Purpose of the Study:

  • To develop and evaluate a GAN-based model for generating sCECT from NCCT.
  • To assess the quantitative and qualitative performance of sCECT compared to CECT.
  • To determine the utility of sCECT as an alternative in contrast- contraindications.

Main Methods:

  • A GAN model was trained on 400 CECT scans.
  • The model was tested on NCCT scans from 20 patients with lymphoma or metastatic lymphadenopathy.
  • Quantitative metrics (MAE, RMSE, PSNR, SSIM, PCC) and qualitative assessments by radiologists were performed.

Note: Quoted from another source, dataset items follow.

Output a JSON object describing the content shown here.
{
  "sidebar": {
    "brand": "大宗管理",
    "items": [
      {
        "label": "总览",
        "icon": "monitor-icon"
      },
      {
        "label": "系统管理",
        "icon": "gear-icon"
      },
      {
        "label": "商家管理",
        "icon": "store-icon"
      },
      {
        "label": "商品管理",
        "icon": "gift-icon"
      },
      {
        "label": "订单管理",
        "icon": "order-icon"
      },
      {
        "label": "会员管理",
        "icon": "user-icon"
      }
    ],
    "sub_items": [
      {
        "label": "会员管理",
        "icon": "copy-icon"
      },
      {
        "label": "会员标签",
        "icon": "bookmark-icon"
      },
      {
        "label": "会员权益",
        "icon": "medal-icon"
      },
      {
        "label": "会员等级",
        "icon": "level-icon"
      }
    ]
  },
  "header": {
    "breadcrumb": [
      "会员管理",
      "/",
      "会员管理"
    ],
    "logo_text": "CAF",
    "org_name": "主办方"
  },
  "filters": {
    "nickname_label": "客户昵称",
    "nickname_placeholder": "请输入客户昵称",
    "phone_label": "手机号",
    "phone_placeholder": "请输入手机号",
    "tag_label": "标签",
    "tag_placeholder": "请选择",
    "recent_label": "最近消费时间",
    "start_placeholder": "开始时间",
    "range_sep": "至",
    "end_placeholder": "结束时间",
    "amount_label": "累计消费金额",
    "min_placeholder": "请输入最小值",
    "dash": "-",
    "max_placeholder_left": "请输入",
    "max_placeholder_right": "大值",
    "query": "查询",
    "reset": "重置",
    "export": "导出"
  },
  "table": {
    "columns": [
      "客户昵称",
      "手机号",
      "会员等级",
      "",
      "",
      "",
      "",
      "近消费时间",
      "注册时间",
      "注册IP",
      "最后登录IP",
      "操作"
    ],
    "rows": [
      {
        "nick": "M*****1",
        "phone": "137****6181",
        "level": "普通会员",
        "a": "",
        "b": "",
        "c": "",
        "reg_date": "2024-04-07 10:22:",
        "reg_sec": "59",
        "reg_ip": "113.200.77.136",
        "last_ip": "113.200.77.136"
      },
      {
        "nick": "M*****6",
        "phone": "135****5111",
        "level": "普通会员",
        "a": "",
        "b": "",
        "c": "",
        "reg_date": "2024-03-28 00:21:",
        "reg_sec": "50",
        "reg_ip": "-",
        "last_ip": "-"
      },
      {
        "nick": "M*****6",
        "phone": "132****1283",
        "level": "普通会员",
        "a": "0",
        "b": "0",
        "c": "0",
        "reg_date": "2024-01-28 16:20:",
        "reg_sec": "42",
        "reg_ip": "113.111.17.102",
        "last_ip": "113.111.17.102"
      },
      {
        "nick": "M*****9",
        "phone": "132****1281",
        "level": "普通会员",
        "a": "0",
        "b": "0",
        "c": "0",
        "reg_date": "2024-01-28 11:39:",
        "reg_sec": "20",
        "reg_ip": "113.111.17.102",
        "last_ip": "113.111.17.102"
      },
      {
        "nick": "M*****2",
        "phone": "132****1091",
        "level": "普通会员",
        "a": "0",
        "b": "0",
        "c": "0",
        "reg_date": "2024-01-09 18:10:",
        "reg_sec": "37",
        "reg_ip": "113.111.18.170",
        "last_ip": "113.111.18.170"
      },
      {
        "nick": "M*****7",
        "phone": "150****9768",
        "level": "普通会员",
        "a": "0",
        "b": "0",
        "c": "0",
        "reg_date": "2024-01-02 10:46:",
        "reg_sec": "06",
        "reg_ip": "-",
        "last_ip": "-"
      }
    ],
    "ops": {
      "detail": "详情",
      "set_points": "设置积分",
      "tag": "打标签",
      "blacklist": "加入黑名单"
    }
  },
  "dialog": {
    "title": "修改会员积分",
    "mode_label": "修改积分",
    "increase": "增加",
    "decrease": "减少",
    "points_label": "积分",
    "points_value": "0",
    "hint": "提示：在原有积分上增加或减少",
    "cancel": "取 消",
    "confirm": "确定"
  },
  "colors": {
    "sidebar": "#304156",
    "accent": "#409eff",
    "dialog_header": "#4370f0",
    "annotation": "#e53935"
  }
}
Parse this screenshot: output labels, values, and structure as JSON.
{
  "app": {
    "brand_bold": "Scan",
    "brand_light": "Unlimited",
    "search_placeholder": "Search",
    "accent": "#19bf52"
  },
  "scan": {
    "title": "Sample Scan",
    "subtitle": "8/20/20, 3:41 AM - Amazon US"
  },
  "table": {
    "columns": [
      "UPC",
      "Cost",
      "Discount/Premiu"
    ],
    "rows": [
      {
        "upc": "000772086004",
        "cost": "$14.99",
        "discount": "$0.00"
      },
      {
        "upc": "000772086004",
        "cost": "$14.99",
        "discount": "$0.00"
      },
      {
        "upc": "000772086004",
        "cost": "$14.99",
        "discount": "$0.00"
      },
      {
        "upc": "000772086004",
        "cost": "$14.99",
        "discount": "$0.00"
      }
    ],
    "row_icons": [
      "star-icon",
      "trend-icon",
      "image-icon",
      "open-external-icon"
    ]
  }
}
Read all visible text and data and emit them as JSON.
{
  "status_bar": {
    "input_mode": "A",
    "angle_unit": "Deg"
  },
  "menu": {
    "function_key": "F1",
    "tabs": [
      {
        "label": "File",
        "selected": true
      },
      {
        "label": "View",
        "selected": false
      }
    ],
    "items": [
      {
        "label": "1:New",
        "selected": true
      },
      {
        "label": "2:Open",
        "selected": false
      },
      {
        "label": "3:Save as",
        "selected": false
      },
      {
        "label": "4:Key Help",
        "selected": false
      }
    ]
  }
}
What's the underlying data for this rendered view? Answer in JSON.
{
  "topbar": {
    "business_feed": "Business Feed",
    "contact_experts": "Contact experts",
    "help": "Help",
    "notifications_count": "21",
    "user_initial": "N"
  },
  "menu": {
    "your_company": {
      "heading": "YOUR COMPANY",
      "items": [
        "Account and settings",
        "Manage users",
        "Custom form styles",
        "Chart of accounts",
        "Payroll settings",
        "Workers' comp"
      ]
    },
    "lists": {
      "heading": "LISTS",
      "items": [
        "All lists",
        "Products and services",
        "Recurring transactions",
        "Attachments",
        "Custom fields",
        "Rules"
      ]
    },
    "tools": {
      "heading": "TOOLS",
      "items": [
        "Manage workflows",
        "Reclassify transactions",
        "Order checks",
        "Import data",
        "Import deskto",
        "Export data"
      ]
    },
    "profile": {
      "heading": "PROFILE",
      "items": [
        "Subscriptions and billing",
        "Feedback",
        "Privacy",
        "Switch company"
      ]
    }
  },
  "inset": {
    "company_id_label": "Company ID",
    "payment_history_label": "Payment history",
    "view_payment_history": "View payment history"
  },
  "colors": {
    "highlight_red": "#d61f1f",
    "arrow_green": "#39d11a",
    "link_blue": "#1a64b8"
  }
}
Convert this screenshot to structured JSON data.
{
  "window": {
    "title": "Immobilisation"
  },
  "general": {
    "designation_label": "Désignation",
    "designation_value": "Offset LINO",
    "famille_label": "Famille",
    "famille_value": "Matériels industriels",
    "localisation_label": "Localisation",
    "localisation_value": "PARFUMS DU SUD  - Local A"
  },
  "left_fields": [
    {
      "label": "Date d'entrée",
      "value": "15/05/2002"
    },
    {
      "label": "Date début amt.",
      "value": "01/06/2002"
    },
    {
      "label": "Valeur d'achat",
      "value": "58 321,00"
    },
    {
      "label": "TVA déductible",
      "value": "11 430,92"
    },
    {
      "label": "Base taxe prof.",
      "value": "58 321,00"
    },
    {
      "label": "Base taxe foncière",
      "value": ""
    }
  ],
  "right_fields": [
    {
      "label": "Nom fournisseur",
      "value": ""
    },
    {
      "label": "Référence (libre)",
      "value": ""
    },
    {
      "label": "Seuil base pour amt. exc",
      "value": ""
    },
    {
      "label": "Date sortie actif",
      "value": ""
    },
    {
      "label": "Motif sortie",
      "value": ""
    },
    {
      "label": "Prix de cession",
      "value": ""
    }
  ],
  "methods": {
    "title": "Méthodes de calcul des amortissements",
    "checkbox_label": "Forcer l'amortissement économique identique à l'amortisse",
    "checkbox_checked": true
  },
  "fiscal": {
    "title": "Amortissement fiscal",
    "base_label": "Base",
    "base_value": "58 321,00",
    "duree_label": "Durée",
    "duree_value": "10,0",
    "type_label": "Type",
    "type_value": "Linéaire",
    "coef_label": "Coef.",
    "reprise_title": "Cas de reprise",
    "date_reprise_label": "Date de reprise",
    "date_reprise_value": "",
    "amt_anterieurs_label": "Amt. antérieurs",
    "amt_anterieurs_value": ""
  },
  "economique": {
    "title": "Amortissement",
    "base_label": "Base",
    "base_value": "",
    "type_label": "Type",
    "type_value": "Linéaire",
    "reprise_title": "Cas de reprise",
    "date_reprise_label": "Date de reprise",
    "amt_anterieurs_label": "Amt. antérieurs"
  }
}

Signal-to-Noise Ratio (SNR) and Contrast-to-Noise Ratio (CNR) were measured.

Main Results:

  • sCECT showed modest quantitative improvements in pixel-wise similarity (lower MAE/RMSE, higher PSNR) but decreased PCC compared to CECT.
  • Qualitative assessment by radiologists revealed significantly improved visualization of mediastinal structures with sCECT.
  • SNR and CNR analyses indicated enhanced contrast depiction in sCECT compared to NCCT.

Conclusions:

  • The GAN-based model successfully generated sCECT from NCCT, demonstrating clear qualitative improvements for mediastinal lymph node evaluation.
  • While quantitative similarity gains were modest, sCECT offers a valuable adjunct for patients with contraindications to iodinated contrast agents.
  • Synthetic enhancement represents a learned transformation, not true attenuation, but holds promise for specific clinical scenarios.